At the installation level, a single agency needs to be responsible for tracking, developing and overseeing the graphics inside the training area. Known checkpoints, roads and training areas must be established and disseminated to all training units as well as to agencies required to respond to an emergency. This is not meant to constrain the training unit. Rather, it gives flexibility and predictability to agencies required to respond.

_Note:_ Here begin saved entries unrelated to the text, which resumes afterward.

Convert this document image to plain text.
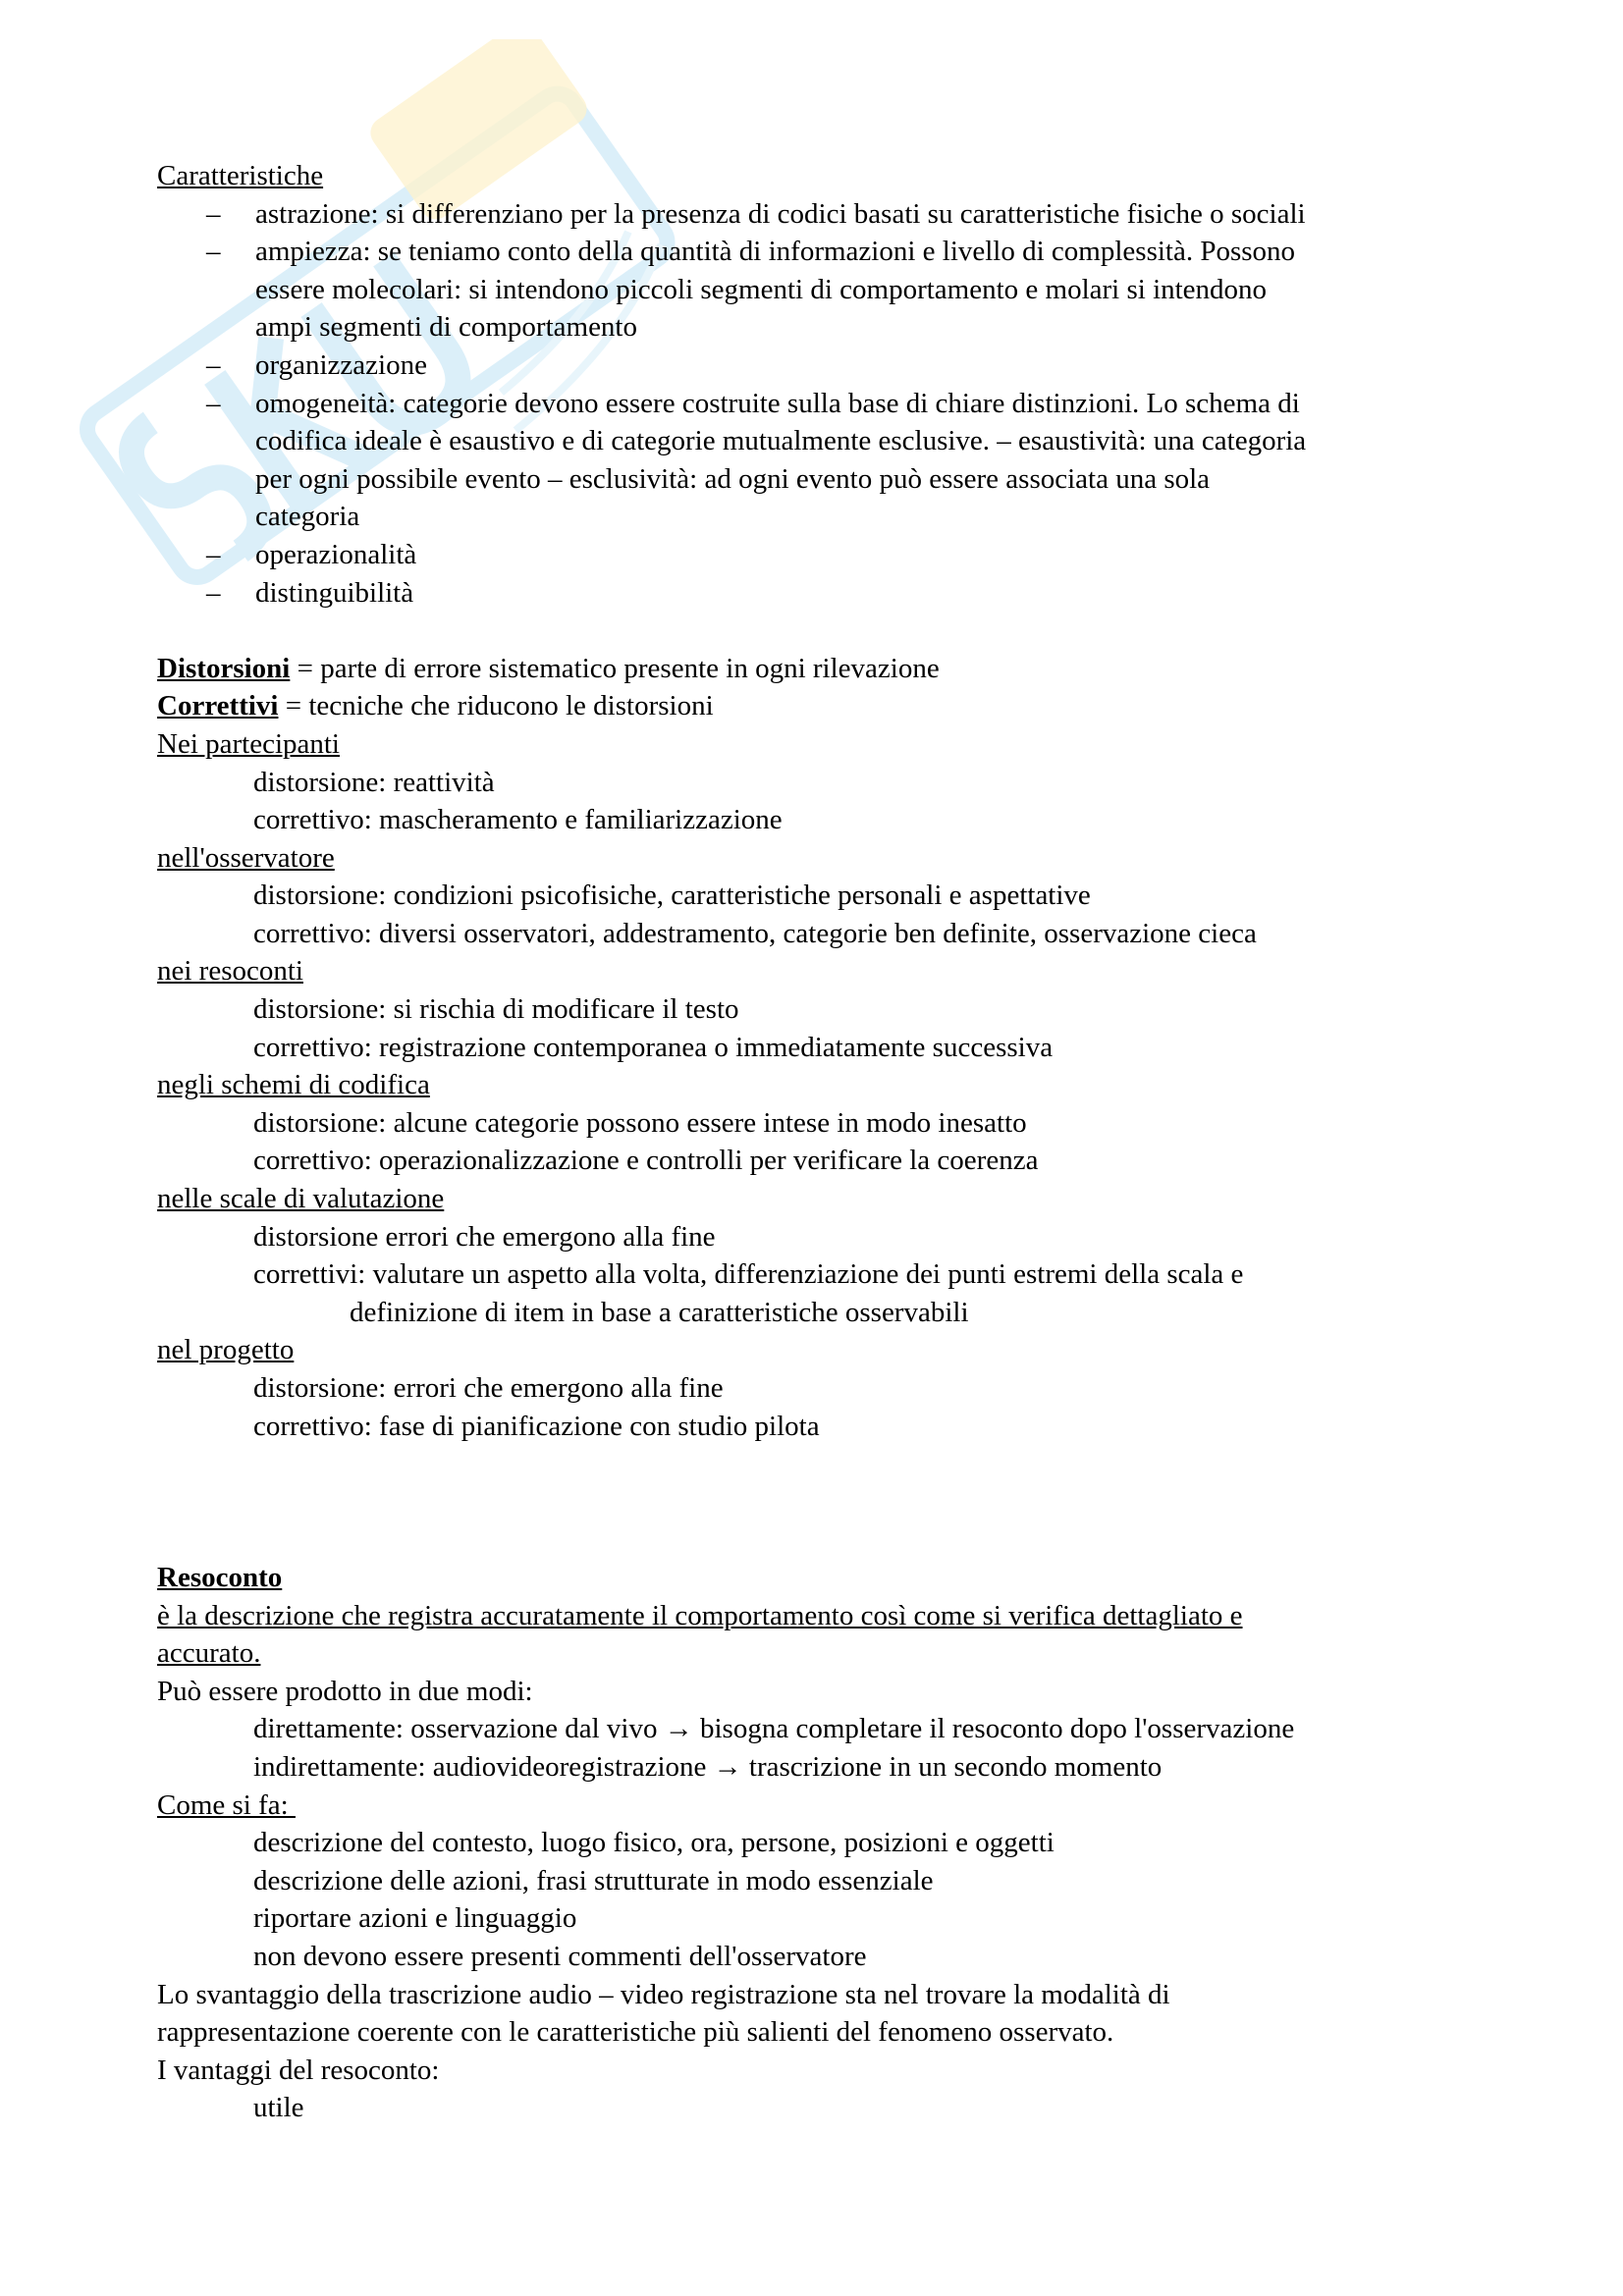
Caratteristiche
– astrazione: si differenziano per la presenza di codici basati su caratteristiche fisiche o sociali
– ampiezza: se teniamo conto della quantità di informazioni e livello di complessità. Possono
essere molecolari: si intendono piccoli segmenti di comportamento e molari si intendono
ampi segmenti di comportamento
– organizzazione
– omogeneità: categorie devono essere costruite sulla base di chiare distinzioni. Lo schema di
codifica ideale è esaustivo e di categorie mutualmente esclusive. – esaustività: una categoria
per ogni possibile evento – esclusività: ad ogni evento può essere associata una sola
categoria
– operazionalità
– distinguibilità
Distorsioni = parte di errore sistematico presente in ogni rilevazione
Correttivi = tecniche che riducono le distorsioni
Nei partecipanti
distorsione: reattività
correttivo: mascheramento e familiarizzazione
nell'osservatore
distorsione: condizioni psicofisiche, caratteristiche personali e aspettative
correttivo: diversi osservatori, addestramento, categorie ben definite, osservazione cieca
nei resoconti
distorsione: si rischia di modificare il testo
correttivo: registrazione contemporanea o immediatamente successiva
negli schemi di codifica
distorsione: alcune categorie possono essere intese in modo inesatto
correttivo: operazionalizzazione e controlli per verificare la coerenza
nelle scale di valutazione
distorsione errori che emergono alla fine
correttivi: valutare un aspetto alla volta, differenziazione dei punti estremi della scala e
definizione di item in base a caratteristiche osservabili
nel progetto
distorsione: errori che emergono alla fine
correttivo: fase di pianificazione con studio pilota
Resoconto
è la descrizione che registra accuratamente il comportamento così come si verifica dettagliato e
accurato.
Può essere prodotto in due modi:
direttamente: osservazione dal vivo → bisogna completare il resoconto dopo l'osservazione
indirettamente: audiovideoregistrazione → trascrizione in un secondo momento
Come si fa:
descrizione del contesto, luogo fisico, ora, persone, posizioni e oggetti
descrizione delle azioni, frasi strutturate in modo essenziale
riportare azioni e linguaggio
non devono essere presenti commenti dell'osservatore
Lo svantaggio della trascrizione audio – video registrazione sta nel trovare la modalità di
rappresentazione coerente con le caratteristiche più salienti del fenomeno osservato.
I vantaggi del resoconto:
utile
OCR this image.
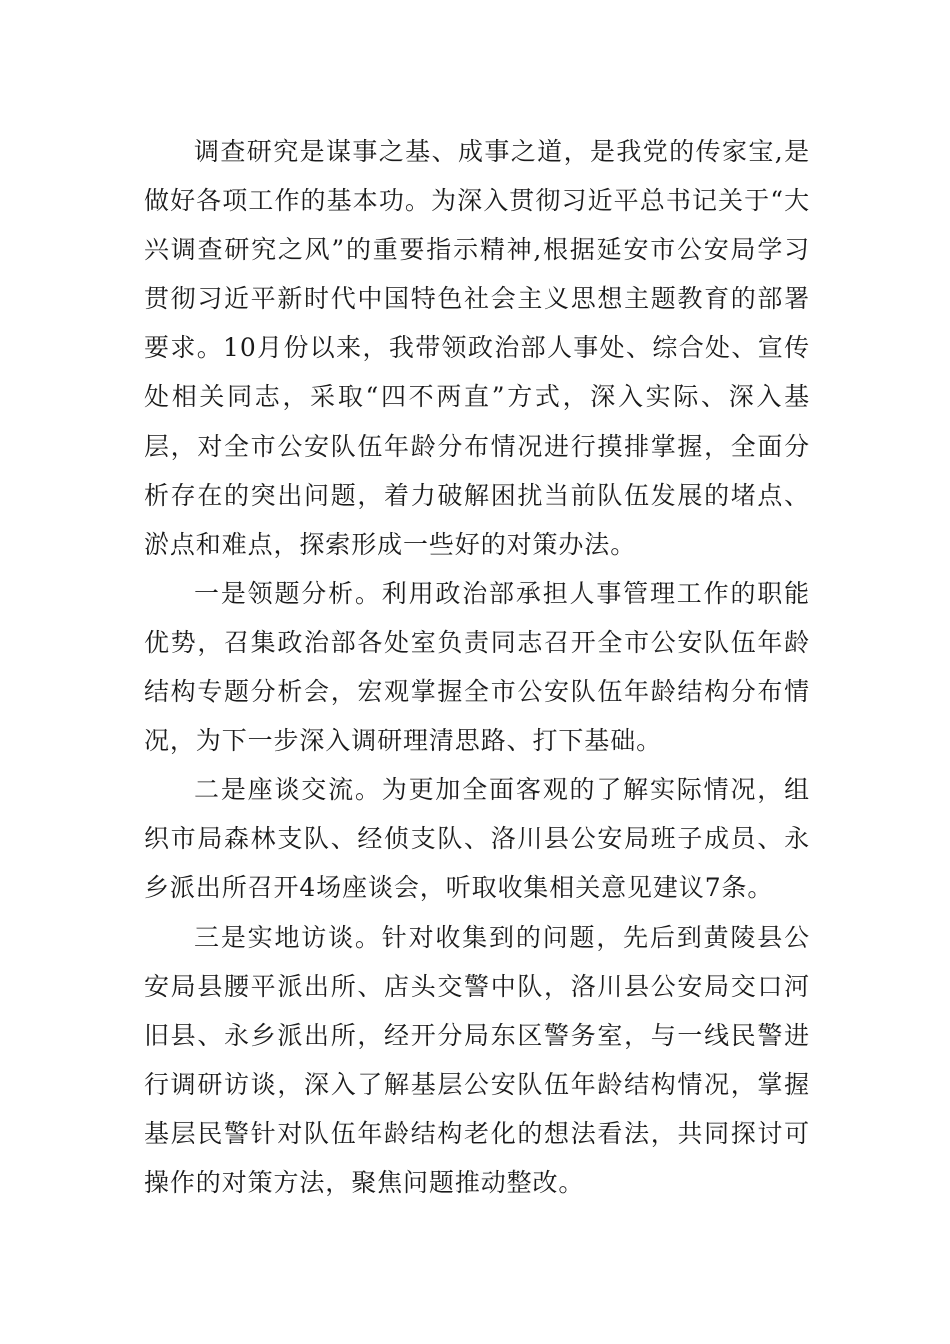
调查研究是谋事之基、成事之道，是我党的传家宝,是做好各项工作的基本功。为深入贯彻习近平总书记关于“大兴调查研究之风”的重要指示精神,根据延安市公安局学习贯彻习近平新时代中国特色社会主义思想主题教育的部署要求。10月份以来，我带领政治部人事处、综合处、宣传处相关同志，采取“四不两直”方式，深入实际、深入基层，对全市公安队伍年龄分布情况进行摸排掌握，全面分析存在的突出问题，着力破解困扰当前队伍发展的堵点、淤点和难点，探索形成一些好的对策办法。

一是领题分析。利用政治部承担人事管理工作的职能优势，召集政治部各处室负责同志召开全市公安队伍年龄结构专题分析会，宏观掌握全市公安队伍年龄结构分布情况，为下一步深入调研理清思路、打下基础。

二是座谈交流。为更加全面客观的了解实际情况，组织市局森林支队、经侦支队、洛川县公安局班子成员、永乡派出所召开4场座谈会，听取收集相关意见建议7条。

三是实地访谈。针对收集到的问题，先后到黄陵县公安局县腰平派出所、店头交警中队，洛川县公安局交口河旧县、永乡派出所，经开分局东区警务室，与一线民警进行调研访谈，深入了解基层公安队伍年龄结构情况，掌握基层民警针对队伍年龄结构老化的想法看法，共同探讨可操作的对策方法，聚焦问题推动整改。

SIBs also look at how often an installation rehearses its mishap response. Was a full dress rehearsal conducted with every agency responding? Or did it involve just the fire department driving to the commissary? The task and standards for responding to an emergency do not change. The only variable that changes are the conditions. Full dress rehearsals executed during the most demanding environments will identify friction points and deficiencies. Addressing these deficiencies will reduce response times and could save lives. Conclusion
While these SIBs mentioned above ultimately found the units’ responses were appropriate, they also revealed several deficiencies. Installations must have the proper systems and procedures in place before a mishap occurs. A responding agency’s failure to understand its role and responsibilities could result in a delay in a Soldier receiving lifesaving treatment. No installation wants to discover its mishap response plan is deficient at a time when a well-organized operation is needed most.